ASSIST's recruitment and interview teams travel around the world interviewing potential program candidates. In 2024, from a pool of over 1,000 applications, 546 finalists were invited to an interview, and 171 were accepted as ASSIST Scholars.

Over 90% of ASSIST students earn honors or high honors academic standing each year. Students are also selected to make contributions to the artistic, athletic, community service and other extracurricular programs and to share their own cultural backgrounds. In the class of 2025/2026, ASSIST scholars come from 31 countries, including 4 continents and have fluency in three languages on average. Their talents range from award-winning athletes to championship debaters to nationally recognized musicians.
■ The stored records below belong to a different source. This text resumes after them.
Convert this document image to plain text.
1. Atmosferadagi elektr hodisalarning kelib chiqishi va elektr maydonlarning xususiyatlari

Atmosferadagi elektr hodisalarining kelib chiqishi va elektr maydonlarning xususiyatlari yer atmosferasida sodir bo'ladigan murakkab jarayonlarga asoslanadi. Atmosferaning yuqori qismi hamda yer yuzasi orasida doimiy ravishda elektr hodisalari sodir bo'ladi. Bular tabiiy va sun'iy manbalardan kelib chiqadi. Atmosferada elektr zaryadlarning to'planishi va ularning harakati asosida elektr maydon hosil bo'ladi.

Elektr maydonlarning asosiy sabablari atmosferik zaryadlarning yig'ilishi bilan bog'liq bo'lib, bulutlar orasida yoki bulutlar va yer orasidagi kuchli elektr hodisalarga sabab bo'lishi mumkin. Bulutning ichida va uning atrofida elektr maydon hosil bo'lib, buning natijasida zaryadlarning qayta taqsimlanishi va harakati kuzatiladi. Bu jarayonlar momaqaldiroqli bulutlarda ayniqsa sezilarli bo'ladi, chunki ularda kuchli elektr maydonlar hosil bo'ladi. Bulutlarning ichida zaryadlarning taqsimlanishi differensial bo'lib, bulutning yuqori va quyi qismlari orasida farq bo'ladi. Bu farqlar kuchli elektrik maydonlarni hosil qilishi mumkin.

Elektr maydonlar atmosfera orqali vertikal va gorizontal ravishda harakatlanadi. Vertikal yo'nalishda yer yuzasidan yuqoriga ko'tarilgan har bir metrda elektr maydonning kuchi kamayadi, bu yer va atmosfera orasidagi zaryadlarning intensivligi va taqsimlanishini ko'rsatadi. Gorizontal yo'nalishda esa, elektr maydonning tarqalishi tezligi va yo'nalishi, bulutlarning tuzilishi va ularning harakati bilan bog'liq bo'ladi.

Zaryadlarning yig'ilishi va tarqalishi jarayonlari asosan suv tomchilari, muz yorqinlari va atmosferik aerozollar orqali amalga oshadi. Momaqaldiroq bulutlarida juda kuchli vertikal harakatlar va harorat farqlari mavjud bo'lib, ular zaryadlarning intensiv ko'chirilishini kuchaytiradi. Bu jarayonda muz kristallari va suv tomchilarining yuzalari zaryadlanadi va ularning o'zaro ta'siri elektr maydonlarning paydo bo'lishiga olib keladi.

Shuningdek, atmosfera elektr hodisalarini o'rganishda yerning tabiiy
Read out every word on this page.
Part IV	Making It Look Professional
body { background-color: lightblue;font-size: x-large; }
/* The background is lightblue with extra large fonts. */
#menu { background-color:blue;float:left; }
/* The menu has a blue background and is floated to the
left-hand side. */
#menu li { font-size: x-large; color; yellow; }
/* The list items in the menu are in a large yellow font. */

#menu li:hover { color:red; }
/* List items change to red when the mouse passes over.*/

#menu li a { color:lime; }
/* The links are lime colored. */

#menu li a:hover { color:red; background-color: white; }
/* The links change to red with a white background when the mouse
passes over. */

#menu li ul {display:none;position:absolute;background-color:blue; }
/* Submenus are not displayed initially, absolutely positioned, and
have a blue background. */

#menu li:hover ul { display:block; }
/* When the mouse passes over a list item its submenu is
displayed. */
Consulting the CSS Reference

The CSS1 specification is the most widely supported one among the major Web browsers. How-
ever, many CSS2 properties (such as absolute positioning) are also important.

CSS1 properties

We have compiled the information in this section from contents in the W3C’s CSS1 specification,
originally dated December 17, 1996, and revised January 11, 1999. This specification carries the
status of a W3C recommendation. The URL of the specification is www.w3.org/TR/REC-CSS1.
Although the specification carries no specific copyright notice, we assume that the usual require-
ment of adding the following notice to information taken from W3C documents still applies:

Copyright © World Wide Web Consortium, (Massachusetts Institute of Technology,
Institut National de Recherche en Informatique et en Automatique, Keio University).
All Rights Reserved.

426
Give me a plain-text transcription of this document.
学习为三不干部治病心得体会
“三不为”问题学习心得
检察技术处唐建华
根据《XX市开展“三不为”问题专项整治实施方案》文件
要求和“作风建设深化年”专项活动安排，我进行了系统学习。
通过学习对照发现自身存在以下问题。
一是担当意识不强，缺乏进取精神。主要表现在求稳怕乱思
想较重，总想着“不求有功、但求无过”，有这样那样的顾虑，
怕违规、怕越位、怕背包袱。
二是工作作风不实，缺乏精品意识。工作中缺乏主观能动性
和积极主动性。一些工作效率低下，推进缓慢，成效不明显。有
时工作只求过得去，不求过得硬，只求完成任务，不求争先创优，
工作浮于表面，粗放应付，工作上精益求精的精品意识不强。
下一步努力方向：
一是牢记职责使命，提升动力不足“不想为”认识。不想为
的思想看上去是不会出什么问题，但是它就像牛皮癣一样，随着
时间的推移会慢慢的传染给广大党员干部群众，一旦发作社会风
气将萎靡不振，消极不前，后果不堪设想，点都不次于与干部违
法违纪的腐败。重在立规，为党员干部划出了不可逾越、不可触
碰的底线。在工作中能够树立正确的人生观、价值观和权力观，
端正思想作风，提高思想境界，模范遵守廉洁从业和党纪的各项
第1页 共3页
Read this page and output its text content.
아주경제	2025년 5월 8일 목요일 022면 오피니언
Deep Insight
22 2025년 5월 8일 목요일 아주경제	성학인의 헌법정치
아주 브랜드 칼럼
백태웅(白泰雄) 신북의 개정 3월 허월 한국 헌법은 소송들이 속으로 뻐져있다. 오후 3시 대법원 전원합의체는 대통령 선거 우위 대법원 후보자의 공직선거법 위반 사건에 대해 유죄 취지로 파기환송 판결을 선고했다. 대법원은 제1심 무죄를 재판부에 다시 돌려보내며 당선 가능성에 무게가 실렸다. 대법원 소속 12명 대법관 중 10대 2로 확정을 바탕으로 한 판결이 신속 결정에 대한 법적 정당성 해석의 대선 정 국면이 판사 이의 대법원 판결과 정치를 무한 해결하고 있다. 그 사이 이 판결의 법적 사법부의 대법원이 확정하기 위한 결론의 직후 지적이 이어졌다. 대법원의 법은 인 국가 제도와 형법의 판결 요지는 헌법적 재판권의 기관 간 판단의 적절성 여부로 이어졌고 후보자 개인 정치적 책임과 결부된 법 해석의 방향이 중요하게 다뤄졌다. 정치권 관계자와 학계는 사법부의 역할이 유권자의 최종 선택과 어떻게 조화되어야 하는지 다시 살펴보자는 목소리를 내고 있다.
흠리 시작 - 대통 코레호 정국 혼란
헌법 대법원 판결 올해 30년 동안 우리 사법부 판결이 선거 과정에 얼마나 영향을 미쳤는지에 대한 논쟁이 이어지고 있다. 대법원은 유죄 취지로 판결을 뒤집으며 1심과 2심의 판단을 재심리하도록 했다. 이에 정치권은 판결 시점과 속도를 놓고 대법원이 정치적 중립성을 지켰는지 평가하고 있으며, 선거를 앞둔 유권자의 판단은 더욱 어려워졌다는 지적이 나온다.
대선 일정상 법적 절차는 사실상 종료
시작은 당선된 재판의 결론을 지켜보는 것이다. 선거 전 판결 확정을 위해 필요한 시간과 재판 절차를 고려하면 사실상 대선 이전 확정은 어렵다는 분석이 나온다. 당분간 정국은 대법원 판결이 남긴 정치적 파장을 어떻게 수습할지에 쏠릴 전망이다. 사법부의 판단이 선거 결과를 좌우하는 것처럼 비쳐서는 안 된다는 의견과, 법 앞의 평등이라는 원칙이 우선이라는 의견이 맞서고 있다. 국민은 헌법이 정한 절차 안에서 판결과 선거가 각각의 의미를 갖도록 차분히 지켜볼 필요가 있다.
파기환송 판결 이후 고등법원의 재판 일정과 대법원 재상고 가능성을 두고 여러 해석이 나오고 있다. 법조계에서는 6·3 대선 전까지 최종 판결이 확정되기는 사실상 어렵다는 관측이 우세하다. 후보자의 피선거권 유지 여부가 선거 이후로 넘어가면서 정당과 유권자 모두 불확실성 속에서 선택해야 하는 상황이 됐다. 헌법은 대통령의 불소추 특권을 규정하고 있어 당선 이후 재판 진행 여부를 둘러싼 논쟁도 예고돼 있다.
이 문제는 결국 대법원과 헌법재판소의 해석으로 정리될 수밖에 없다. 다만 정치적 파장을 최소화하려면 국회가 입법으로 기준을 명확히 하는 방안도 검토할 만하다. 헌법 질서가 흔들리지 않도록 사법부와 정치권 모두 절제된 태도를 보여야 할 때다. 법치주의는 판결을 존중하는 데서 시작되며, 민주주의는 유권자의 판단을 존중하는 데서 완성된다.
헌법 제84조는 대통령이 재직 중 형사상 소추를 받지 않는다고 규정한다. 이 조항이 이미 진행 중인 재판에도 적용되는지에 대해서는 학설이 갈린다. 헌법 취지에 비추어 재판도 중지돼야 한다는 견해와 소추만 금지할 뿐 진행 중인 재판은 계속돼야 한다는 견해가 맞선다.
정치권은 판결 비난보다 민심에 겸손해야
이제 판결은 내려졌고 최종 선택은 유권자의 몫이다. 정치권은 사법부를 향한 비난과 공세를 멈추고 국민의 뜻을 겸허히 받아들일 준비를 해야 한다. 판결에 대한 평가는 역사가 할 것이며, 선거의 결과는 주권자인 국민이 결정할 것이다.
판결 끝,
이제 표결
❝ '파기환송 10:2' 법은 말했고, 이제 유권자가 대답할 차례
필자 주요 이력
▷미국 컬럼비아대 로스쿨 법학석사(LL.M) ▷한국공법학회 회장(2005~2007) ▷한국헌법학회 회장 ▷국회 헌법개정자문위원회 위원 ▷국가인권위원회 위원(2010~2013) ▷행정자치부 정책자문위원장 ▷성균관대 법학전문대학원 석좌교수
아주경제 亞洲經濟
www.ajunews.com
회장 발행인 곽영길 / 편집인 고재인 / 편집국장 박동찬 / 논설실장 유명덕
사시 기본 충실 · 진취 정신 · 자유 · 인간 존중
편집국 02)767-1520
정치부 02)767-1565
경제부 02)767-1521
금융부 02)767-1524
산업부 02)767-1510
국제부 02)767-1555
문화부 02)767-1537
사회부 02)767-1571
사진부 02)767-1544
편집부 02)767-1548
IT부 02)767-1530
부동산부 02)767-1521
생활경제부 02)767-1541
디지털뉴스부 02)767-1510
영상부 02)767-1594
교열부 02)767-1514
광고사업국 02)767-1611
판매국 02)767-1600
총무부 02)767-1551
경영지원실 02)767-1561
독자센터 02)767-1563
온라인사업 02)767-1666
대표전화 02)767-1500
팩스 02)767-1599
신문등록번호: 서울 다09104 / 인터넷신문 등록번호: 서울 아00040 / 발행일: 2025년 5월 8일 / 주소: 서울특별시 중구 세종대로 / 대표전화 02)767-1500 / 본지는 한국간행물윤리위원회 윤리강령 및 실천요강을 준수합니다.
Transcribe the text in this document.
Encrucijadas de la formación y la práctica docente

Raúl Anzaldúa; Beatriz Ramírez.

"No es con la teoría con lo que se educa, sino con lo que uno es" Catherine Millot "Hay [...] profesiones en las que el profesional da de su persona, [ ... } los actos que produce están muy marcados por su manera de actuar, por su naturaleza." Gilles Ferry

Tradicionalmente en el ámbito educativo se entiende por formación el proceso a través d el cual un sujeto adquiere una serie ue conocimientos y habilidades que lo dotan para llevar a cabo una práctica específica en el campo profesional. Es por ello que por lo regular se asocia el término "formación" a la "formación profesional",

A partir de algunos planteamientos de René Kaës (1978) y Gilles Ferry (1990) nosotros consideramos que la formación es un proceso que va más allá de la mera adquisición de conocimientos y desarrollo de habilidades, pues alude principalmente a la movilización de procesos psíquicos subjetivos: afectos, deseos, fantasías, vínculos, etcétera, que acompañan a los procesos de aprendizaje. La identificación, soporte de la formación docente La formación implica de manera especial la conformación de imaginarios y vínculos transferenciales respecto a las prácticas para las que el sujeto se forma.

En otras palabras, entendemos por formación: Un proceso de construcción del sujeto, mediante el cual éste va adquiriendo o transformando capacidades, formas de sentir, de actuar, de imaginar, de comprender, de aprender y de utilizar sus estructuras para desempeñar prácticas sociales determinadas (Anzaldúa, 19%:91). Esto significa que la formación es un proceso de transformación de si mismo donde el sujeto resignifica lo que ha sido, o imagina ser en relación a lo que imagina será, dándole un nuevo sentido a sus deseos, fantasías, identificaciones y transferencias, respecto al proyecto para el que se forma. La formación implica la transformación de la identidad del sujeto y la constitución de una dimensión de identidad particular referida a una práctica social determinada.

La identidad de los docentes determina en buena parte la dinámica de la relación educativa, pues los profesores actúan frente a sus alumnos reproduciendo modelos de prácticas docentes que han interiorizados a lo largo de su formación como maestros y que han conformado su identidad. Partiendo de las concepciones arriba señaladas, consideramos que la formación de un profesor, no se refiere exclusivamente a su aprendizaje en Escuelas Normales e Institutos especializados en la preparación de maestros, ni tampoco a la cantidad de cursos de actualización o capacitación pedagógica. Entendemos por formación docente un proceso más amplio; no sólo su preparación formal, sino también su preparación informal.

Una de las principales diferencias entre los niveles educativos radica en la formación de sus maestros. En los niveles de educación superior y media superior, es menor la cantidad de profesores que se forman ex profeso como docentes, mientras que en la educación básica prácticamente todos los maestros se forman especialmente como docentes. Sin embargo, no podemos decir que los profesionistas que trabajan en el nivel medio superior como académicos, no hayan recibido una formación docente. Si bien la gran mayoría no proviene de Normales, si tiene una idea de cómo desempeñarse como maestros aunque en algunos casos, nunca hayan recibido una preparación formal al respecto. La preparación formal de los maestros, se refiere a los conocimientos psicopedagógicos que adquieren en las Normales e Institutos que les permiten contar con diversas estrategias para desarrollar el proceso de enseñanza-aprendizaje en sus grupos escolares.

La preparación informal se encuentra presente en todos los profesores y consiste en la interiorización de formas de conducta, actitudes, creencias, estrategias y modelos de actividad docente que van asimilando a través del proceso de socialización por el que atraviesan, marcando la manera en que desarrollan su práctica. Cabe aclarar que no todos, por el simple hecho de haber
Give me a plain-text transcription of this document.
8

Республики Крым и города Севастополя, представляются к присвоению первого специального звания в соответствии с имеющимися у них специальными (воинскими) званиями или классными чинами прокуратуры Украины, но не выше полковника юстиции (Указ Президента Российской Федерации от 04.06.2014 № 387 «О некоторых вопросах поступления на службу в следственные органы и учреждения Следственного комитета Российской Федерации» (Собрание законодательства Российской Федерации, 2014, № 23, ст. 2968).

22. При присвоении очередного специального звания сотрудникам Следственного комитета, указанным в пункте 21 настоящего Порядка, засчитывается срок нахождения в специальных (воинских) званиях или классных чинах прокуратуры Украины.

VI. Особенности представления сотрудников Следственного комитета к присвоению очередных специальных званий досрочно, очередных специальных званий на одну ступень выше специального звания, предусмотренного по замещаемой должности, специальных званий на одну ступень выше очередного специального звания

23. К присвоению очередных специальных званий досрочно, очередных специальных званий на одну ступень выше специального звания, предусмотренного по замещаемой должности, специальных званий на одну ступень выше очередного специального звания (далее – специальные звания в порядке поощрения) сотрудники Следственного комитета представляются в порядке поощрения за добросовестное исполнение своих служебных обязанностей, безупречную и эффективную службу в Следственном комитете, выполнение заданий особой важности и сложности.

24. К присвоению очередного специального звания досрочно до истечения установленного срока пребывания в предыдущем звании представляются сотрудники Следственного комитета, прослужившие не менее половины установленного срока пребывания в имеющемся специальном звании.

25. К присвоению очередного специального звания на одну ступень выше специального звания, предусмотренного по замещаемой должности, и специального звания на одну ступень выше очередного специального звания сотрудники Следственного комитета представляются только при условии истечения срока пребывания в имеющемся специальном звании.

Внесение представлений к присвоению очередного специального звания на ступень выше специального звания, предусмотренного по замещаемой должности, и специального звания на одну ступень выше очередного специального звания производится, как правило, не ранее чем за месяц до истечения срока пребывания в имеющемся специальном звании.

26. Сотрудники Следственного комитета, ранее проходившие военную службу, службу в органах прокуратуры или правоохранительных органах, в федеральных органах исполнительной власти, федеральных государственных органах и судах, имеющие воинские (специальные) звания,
==Member schools and countries ==
All ASSIST member schools are independent high schools and are members of the National Association of Independent Schools. Every school agrees to accept at least one international student on a full scholarship and may also accept additional students on partial scholarships. The scholarship includes tuition and room and board. Scholarships are offered for one year only, after which the scholar must return home to complete their secondary education.

ASSIST reviews member schools. Each school is visited by ASSIST staff and volunteers to ensure that the programs available meet the needs of the students who apply to the ASSIST program.

The organization is active in more than thirty countries per year. Its head office is located in Suffield, Connecticut, United States.